Ein Sci-Fi-Roman ohne Dystopie - geht das überhaupt? Ja, und ob!
Das Jahr 2062. Irgendwie hat die Menschheit die Kurve bekommen und existiert noch. Das ist doch schon mal was.
Die Veränderungen, die das ermöglicht haben, stellen viele Menschen allerdings vor Herausforderungen. Hier kommt Fritz ins Spiel. Er möchte ihnen dabei helfen, sich in dieser neuen Welt zurechtzufinden.
Als er den Anruf eines Klienten erhält, startet für ihn jedoch eine Zeit, die ihn vor immer neue Rätsel stellen wird.
Zusammen machen sie sich an die Aufklärung einer besorgniserregenden Entwicklung.

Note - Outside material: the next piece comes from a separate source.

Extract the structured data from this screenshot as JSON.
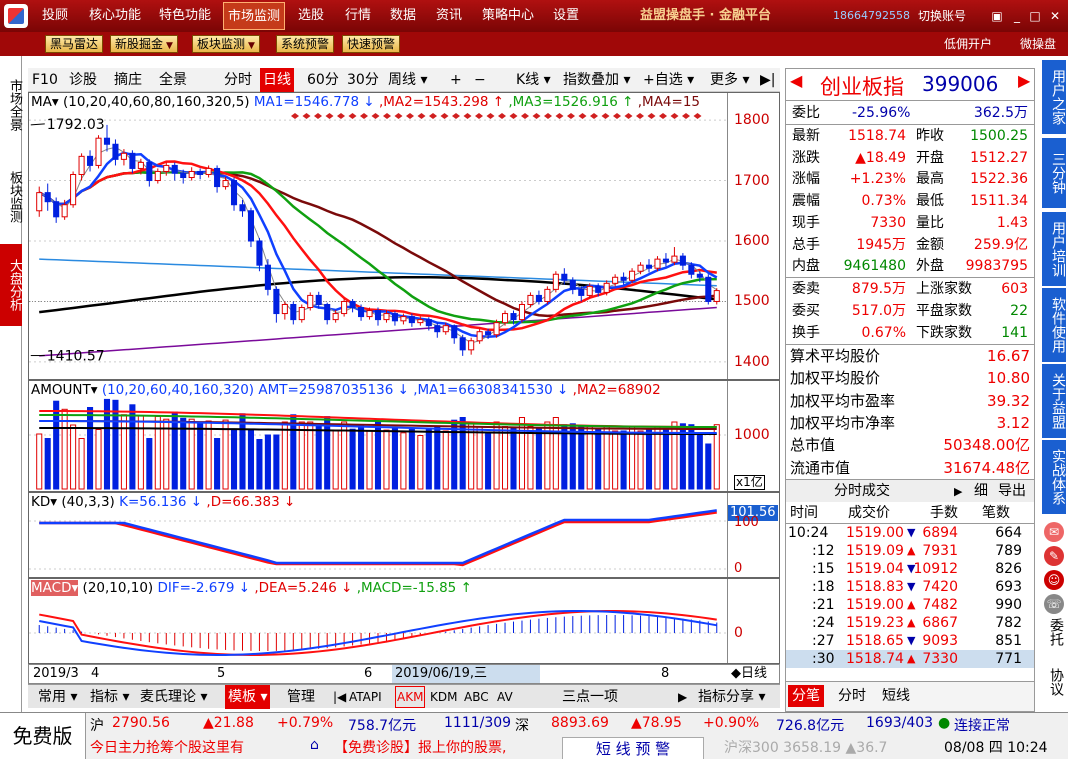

Sie folgen den Spuren von Bruno und stoßen dabei nicht nur auf neue Leute, die teilweise zu Freunden werden, sondern auch auf jede Menge unglaubliche Erkenntnisse. Allmählich wird ihnen die Tragweite ihrer Entdeckung bewusst. Ihnen wird klar, dass ihre Entscheidungen das Leben der Zukunft beeinflussen könnten.
Kevin Grimmeisen, geboren 1993, träumt von einer friedlichen Welt, was auch einen starken Einfluss auf seine Geschichten hat.
Durch seinen Antrieb, etwas zu verändern, startete er 2020 einen Podcast zur Wissensvermittlung für junge Menschen und wollte daran mit einem Ratgeber anschließen. Als er erkannte, dass Ratgeber leider oft langweilig sind, entschloss er sich dazu, stattdessen einen Roman zu schreiben. Logisch.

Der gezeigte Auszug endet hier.